From: Tvrtko Ursulin <tvrtko.ursulin@linux.intel.com>
To: Umesh Nerlige Ramappa <umesh.nerlige.ramappa@intel.com>
Cc: intel-gfx@lists.freedesktop.org
Subject: Re: [Intel-gfx] [PATCH] drm/i915/pmu: Fix synchronization of PMU callback with reset
Date: Tue, 23 Nov 2021 09:15:10 +0000 [thread overview]
Message-ID: <20493aa0-c5b3-c8c2-38f2-c989e0ee2cb0@linux.intel.com> (raw)

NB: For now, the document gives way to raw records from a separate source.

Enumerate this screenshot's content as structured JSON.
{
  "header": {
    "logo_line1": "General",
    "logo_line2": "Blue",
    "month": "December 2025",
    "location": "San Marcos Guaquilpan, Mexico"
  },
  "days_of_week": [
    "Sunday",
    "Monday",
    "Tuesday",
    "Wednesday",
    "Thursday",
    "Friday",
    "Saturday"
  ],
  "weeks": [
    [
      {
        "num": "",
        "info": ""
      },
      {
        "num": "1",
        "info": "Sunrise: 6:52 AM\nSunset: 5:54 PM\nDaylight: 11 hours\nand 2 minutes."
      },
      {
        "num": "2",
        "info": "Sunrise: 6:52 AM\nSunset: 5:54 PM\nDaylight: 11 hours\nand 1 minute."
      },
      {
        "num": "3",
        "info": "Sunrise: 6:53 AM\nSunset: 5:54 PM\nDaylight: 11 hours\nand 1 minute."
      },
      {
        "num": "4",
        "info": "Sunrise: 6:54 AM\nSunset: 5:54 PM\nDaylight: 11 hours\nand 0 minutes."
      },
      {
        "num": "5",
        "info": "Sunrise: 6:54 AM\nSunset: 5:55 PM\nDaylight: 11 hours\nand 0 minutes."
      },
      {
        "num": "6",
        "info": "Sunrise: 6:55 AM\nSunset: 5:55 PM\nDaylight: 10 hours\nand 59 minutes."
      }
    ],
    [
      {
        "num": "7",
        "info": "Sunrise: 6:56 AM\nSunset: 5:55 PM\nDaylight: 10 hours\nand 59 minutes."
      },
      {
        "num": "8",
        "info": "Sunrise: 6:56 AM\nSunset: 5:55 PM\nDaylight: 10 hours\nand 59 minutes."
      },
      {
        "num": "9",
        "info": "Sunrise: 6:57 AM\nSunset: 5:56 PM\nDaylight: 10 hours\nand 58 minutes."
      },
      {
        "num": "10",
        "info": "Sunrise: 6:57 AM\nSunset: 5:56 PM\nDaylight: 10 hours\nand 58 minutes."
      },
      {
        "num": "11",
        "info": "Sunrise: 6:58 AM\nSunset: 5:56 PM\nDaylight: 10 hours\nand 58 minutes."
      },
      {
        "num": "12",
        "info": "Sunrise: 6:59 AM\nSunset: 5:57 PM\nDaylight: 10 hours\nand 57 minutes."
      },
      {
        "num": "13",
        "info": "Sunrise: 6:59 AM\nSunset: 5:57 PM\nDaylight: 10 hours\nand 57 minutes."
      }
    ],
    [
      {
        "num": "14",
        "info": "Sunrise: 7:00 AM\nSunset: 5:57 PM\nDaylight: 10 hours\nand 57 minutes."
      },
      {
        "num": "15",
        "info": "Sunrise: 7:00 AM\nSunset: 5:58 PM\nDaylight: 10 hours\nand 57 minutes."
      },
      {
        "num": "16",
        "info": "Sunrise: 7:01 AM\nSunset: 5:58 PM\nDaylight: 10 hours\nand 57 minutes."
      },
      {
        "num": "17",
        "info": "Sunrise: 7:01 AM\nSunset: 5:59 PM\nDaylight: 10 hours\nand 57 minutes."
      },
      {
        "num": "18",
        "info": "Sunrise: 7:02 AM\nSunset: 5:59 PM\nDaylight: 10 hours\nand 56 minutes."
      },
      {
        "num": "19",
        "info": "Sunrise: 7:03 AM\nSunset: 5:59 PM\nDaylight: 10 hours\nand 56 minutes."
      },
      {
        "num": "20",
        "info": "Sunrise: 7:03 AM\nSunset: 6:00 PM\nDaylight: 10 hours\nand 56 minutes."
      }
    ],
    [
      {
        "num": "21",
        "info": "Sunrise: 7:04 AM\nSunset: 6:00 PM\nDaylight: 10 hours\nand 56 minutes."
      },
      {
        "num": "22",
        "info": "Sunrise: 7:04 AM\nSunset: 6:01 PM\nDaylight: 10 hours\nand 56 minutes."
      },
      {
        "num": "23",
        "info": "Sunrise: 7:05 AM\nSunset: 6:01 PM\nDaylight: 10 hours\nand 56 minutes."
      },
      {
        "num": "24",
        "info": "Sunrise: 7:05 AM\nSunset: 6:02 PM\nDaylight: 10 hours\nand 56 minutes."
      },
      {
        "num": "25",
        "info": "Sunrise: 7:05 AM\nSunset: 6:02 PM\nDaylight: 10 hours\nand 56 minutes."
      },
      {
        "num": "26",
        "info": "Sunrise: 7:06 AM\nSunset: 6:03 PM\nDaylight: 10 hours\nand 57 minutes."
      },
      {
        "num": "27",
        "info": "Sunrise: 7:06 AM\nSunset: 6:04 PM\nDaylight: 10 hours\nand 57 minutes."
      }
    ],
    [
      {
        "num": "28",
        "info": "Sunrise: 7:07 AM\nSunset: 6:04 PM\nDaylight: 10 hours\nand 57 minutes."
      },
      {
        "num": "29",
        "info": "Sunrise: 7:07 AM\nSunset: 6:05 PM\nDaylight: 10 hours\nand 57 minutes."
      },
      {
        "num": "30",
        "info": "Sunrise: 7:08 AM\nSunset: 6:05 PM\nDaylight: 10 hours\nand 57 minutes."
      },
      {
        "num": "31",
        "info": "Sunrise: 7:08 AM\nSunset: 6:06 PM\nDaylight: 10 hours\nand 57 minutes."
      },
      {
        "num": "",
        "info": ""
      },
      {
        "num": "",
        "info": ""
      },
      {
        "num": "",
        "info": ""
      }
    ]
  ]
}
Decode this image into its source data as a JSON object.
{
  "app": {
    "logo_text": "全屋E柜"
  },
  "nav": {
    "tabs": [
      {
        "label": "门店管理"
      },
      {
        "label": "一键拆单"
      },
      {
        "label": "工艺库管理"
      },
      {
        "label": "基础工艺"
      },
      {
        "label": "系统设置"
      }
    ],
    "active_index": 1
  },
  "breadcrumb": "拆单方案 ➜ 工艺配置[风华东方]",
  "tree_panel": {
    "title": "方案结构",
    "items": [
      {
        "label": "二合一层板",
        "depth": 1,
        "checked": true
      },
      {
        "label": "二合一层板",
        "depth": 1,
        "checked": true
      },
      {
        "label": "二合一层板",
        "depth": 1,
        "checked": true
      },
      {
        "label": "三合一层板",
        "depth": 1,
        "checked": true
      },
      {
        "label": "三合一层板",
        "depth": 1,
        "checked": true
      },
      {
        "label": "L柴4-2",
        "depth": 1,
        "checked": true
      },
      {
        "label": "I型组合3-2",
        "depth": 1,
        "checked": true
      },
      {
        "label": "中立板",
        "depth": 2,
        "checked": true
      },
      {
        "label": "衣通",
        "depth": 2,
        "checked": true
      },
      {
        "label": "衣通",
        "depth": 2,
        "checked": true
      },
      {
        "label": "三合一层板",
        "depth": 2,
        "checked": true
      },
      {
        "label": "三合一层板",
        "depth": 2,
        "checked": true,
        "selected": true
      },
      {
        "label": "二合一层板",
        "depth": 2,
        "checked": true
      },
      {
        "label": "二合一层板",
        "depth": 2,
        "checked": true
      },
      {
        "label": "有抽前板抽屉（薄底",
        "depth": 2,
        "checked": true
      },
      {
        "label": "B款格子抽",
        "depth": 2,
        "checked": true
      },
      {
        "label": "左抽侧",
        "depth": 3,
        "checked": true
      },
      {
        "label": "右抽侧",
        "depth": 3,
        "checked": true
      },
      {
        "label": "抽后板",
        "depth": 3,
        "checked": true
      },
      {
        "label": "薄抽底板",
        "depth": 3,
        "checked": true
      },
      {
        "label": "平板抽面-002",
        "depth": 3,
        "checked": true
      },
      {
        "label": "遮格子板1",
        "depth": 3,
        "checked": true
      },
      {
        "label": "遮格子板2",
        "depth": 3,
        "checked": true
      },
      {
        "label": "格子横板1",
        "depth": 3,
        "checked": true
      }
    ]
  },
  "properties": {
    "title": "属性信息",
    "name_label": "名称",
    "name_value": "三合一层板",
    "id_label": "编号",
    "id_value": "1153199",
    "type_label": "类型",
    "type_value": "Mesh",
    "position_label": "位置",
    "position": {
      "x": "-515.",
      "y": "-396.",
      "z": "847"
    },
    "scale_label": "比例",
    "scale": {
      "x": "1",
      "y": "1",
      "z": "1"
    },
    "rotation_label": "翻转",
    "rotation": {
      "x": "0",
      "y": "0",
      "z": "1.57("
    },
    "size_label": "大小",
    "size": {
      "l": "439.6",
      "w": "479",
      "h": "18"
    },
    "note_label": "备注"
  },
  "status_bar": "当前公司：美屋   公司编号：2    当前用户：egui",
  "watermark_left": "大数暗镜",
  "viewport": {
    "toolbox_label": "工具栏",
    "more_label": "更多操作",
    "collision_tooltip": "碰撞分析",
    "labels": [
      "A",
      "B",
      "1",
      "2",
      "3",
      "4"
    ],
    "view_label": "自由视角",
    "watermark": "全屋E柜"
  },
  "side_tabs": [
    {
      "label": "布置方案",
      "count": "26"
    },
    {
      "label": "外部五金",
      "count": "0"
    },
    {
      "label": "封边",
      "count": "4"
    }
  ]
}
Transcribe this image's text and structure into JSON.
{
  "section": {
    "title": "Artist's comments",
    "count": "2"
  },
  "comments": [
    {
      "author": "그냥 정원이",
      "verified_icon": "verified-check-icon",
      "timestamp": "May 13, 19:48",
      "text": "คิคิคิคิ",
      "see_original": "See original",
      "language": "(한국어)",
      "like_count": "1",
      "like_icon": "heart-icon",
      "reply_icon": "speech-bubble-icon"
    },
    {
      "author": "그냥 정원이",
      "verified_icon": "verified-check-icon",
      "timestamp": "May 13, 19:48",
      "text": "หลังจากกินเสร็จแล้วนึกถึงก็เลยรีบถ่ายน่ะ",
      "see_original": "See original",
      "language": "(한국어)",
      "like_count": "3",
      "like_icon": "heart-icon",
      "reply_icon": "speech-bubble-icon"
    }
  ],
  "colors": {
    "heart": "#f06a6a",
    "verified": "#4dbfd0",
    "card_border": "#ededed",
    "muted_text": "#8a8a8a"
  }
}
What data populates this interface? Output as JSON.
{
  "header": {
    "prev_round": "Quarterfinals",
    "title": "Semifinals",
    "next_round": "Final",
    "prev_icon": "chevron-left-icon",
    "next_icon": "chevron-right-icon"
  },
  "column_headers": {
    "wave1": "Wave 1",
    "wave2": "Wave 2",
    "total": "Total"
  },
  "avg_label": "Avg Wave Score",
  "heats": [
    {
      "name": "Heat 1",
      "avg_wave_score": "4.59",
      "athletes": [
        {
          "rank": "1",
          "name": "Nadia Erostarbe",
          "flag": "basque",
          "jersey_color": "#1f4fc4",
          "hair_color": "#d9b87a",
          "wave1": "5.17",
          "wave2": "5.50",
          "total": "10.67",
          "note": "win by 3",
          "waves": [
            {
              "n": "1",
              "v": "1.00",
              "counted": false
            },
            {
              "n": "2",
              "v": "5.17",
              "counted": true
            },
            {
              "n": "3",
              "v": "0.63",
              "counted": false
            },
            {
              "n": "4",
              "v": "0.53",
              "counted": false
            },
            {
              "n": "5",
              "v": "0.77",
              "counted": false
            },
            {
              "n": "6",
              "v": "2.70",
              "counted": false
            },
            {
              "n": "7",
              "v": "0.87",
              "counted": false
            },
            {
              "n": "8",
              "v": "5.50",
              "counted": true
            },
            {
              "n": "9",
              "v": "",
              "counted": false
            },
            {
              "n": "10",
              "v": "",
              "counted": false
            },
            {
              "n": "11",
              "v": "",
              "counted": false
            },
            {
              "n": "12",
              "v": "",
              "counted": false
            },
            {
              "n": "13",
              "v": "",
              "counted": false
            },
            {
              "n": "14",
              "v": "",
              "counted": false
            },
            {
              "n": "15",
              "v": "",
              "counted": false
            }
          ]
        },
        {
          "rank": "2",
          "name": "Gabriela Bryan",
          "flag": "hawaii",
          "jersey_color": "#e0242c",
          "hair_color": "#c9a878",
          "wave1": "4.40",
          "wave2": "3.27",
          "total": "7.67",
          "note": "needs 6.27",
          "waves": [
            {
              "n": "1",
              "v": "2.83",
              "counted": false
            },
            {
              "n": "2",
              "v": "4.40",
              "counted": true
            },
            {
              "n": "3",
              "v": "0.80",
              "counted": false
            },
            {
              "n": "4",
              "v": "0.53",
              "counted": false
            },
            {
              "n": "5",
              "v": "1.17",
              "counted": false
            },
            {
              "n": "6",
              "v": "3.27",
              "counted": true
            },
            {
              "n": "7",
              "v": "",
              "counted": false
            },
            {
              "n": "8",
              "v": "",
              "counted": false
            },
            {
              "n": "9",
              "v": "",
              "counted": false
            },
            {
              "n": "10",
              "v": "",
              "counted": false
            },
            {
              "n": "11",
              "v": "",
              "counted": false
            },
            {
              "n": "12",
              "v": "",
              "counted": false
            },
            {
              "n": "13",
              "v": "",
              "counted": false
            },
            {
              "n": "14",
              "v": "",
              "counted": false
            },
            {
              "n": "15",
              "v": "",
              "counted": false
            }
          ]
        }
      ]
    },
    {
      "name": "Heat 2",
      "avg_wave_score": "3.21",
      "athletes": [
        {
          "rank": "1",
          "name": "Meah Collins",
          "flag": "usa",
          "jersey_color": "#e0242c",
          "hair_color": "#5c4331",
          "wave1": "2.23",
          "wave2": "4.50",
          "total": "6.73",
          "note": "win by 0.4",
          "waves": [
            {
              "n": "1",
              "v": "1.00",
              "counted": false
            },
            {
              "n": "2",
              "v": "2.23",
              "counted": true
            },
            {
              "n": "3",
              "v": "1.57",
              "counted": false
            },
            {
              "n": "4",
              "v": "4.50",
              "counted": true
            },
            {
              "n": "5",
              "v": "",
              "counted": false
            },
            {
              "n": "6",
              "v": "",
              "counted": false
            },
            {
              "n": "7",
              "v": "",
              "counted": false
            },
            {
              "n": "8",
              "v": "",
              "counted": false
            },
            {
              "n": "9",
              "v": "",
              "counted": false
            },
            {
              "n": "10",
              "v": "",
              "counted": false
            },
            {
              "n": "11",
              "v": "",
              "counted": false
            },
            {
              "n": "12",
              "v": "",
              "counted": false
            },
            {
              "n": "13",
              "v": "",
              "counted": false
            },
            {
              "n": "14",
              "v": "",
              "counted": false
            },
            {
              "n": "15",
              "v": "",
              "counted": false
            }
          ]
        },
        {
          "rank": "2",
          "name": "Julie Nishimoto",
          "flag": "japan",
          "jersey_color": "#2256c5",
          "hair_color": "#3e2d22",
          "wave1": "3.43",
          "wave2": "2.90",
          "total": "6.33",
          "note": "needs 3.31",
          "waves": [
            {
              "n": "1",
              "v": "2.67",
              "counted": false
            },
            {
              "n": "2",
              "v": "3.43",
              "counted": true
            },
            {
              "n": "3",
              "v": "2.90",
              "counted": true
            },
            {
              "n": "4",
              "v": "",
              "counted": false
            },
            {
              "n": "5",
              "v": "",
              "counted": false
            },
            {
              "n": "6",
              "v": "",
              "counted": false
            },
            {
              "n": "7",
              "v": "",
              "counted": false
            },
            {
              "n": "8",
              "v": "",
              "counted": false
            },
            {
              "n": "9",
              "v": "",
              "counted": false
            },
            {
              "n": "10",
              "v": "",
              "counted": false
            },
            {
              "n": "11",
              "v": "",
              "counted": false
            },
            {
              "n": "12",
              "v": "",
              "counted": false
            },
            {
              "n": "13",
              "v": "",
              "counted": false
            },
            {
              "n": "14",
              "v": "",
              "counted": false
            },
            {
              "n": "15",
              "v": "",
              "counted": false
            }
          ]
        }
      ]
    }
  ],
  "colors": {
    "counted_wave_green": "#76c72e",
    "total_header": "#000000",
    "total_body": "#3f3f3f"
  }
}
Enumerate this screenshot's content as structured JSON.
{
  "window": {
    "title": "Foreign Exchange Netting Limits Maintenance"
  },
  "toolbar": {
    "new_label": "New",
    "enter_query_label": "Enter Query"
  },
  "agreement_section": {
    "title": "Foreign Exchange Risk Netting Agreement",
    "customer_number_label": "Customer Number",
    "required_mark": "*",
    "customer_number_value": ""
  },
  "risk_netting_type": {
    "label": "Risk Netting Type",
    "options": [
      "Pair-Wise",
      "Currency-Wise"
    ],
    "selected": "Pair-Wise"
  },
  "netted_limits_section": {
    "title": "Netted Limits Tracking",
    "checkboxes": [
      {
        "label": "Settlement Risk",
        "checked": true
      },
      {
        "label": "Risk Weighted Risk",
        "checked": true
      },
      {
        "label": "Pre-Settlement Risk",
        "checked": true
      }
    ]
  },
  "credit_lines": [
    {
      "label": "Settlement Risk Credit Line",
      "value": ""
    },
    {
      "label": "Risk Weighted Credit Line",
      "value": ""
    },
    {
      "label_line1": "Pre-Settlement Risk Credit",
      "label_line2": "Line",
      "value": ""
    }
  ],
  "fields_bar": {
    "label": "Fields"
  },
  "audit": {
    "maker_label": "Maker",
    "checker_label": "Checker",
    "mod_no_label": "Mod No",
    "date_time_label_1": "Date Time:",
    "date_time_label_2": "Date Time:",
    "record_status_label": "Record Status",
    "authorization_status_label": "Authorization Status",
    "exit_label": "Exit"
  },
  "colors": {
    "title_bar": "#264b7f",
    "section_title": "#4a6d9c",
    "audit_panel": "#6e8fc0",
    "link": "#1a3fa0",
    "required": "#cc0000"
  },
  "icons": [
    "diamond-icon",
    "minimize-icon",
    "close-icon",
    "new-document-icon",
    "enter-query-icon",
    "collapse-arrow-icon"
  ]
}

In-Reply-To: <20211122233933.GA1371@unerlige-ril-10.165.21.208>
On 22/11/2021 23:39, Umesh Nerlige Ramappa wrote:
> On Mon, Nov 22, 2021 at 03:44:29PM +0000, Tvrtko Ursulin wrote:
>>
>> On 11/11/2021 16:48, Umesh Nerlige Ramappa wrote:
>>> On Thu, Nov 11, 2021 at 02:37:43PM +0000, Tvrtko Ursulin wrote:
>>>>
>>>> On 04/11/2021 22:04, Umesh Nerlige Ramappa wrote:
>>>>> On Thu, Nov 04, 2021 at 05:37:37PM +0000, Tvrtko Ursulin wrote:
>>>>>>
>>>>>> On 03/11/2021 22:47, Umesh Nerlige Ramappa wrote:
>>>>>>> Since the PMU callback runs in irq context, it synchronizes with gt
>>>>>>> reset using the reset count. We could run into a case where the PMU
>>>>>>> callback could read the reset count before it is updated. This has a
>>>>>>> potential of corrupting the busyness stats.
>>>>>>>
>>>>>>> In addition to the reset count, check if the reset bit is set before
>>>>>>> capturing busyness.
>>>>>>>
>>>>>>> In addition save the previous stats only if you intend to update
>>>>>>> them.
>>>>>>>
>>>>>>> Signed-off-by: Umesh Nerlige Ramappa
>>>>>>> <umesh.nerlige.ramappa@intel.com>
>>>>>>> ---
>>>>>>> drivers/gpu/drm/i915/gt/uc/intel_guc_submission.c | 12 ++++++++----
>>>>>>> 1 file changed, 8 insertions(+), 4 deletions(-)
>>>>>>>
>>>>>>> diff --git a/drivers/gpu/drm/i915/gt/uc/intel_guc_submission.c
>>>>>>> b/drivers/gpu/drm/i915/gt/uc/intel_guc_submission.c
>>>>>>> index 5cc49c0b3889..d83ade77ca07 100644
>>>>>>> --- a/drivers/gpu/drm/i915/gt/uc/intel_guc_submission.c
>>>>>>> +++ b/drivers/gpu/drm/i915/gt/uc/intel_guc_submission.c
>>>>>>> @@ -1183,6 +1183,7 @@ static ktime_t guc_engine_busyness(struct
>>>>>>> intel_engine_cs *engine, ktime_t *now)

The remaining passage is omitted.